“It is very cold,” said the little old man as we started.
“Yes,” said one of the passengers; “but we shall not be long going.”
After a short pause, he again spoke:
“It is certainly very cold. I am truly afraid I shall freeze before we get there.”
“O, no! not so very cold,” said I, drawing my fur cap tightly over my ears.
“I was never so cold in my life!” growled the little man. “My ears are freezing, now.”
“Sorry I can’t help you,” I said, with a feeling of true sympathy; “but we have not much further to go.”
Presently he growled again:
“I know I shall freeze, anyhow. Can I take your muffler?”
I spared my muffler. But, pretty soon, I heard from him again:
“The top of my head is very cold, and I shall have a fearful headache.”
We soon reached the hotel and entered the office, where a warm fire welcomed us. The little old man undid the muffler and handed it to me. He then removed his hat, and I discovered that it was of straw, and, also, that he was very bald.

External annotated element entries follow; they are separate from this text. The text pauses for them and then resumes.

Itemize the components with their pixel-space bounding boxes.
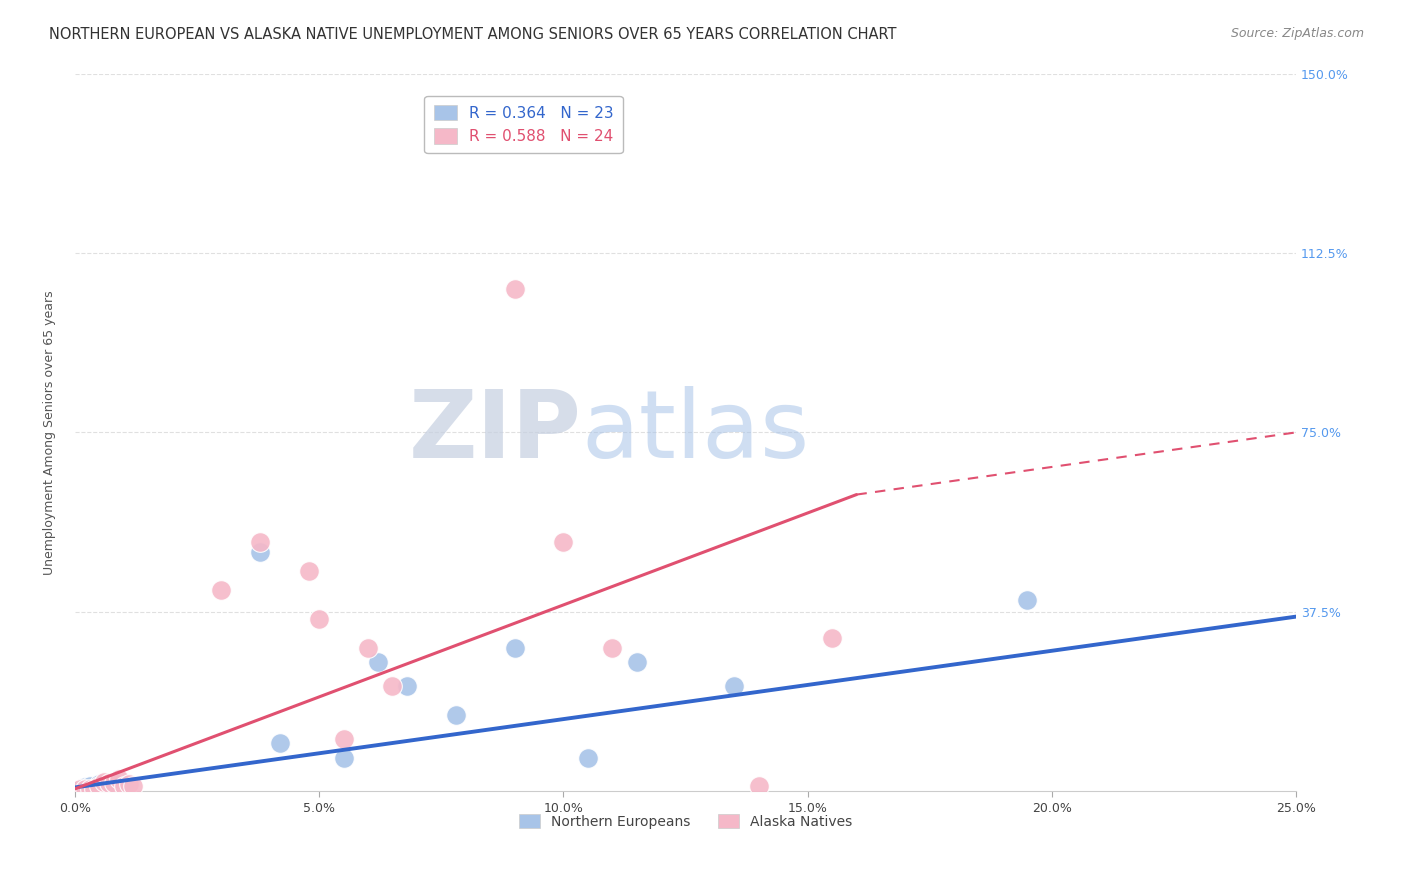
- Point: [83, 781, 105, 796]
- Point: [1017, 592, 1039, 607]
- Point: [357, 640, 380, 655]
- Point: [626, 655, 648, 669]
- Point: [269, 736, 291, 750]
- Point: [821, 631, 844, 645]
- Point: [209, 583, 232, 598]
- Text: Source: ZipAtlas.com: Source: ZipAtlas.com: [1230, 27, 1364, 40]
- Point: [69, 781, 91, 796]
- Point: [89, 780, 111, 794]
- Point: [112, 780, 135, 794]
- Point: [93, 779, 115, 793]
- Point: [332, 751, 354, 765]
- Point: [103, 775, 125, 789]
- Text: ZIP: ZIP: [409, 386, 582, 478]
- Text: atlas: atlas: [582, 386, 810, 478]
- Point: [108, 772, 131, 787]
- Point: [503, 282, 526, 296]
- Point: [308, 612, 330, 626]
- Point: [89, 780, 111, 794]
- Point: [117, 777, 139, 791]
- Point: [79, 781, 101, 796]
- Point: [249, 535, 271, 549]
- Point: [576, 751, 599, 765]
- Point: [444, 707, 467, 722]
- Point: [79, 782, 101, 797]
- Point: [553, 535, 575, 549]
- Point: [298, 564, 321, 578]
- Text: NORTHERN EUROPEAN VS ALASKA NATIVE UNEMPLOYMENT AMONG SENIORS OVER 65 YEARS CORR: NORTHERN EUROPEAN VS ALASKA NATIVE UNEMP…: [49, 27, 897, 42]
- Point: [83, 781, 105, 796]
- Y-axis label: Unemployment Among Seniors over 65 years: Unemployment Among Seniors over 65 years: [44, 290, 56, 574]
- Point: [249, 545, 271, 559]
- Point: [600, 640, 623, 655]
- Point: [381, 679, 404, 693]
- Point: [69, 781, 91, 796]
- Point: [367, 655, 389, 669]
- Point: [98, 775, 121, 789]
- Legend: Northern Europeans, Alaska Natives: Northern Europeans, Alaska Natives: [513, 809, 858, 835]
- Point: [396, 679, 419, 693]
- Point: [108, 780, 131, 794]
- Point: [723, 679, 745, 693]
- Point: [503, 640, 526, 655]
- Point: [93, 774, 115, 789]
- Point: [89, 777, 111, 791]
- Point: [103, 780, 125, 795]
- Point: [73, 780, 96, 795]
- Point: [748, 780, 770, 794]
- Point: [122, 780, 145, 794]
- Point: [73, 781, 96, 796]
- Point: [112, 779, 135, 793]
- Point: [98, 775, 121, 789]
- Point: [332, 731, 354, 746]
- Point: [79, 780, 101, 794]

My pity for the man was all gone in a moment. It could not be that he had no other hat, for he was dressed well enough to own twenty hats. I never found out what his reason was for wearing such a hat in the winter.

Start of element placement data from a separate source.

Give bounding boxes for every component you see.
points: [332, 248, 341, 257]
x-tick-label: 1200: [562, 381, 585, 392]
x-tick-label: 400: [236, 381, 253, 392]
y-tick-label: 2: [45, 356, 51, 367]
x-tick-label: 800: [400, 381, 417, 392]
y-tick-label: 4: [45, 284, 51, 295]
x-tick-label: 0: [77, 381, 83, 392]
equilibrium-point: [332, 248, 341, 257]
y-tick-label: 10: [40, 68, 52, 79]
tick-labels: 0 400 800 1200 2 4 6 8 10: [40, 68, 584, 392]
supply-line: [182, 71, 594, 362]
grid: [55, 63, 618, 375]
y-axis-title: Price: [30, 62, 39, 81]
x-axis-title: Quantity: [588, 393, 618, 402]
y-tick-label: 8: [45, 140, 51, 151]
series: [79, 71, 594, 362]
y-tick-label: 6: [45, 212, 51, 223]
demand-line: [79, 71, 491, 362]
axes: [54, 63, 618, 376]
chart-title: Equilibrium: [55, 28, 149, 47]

I fell to moralizing presently; but I will not here write down my reflections. Suffice it to say that every day in the year I meet children, and grown people too, for that matter, who are “wearing straw hats in the winter,” and suffering various dreadful things in consequence thereof. The very next time you get into trouble, before you grumble and fret, see if it is not because you are wearing a straw hat in winter.
RUFFLES AND PUFFS.
She stood looking down upon her neat plaid dress with a very dissatisfied face.
“Mamma,” she said, “why can’t I wear pretty clothes every day like Irene Clarke? She always has puffs and ruffles, and her aprons are trimmed so nice.”
Mamma finished buttoning the tippet and tied down the snug little hat.
“Puffs and ruffles and dainty aprons are nice,” she replied gently. “Mamma likes pretty things as well as Lou, but always in their place, dearie.”
But mamma’s words did not help. Little Lou went out with the same dissatisfied face.
“They say mammas know best,” she spoke. “It’s funny, though. Irene’s mamma knows a different best from mine—O, there she is!” and Lou hurried to meet the little city girl whose puffs and ruffles had made her plaid frock seem so mean.
It chanced that Irene wore a fresh suit, one that Lou had never seen. Delightedly she spied the dainty robe.
“Ain’t that sweet!” she exclaimed, and feasted her eyes till, suddenly looking down at Irene’s gaiters, she caught a glimpse of a curious field-bug trotting along on the ground. My little lady forgot the ruffles, forgot everything but her desire for a closer view.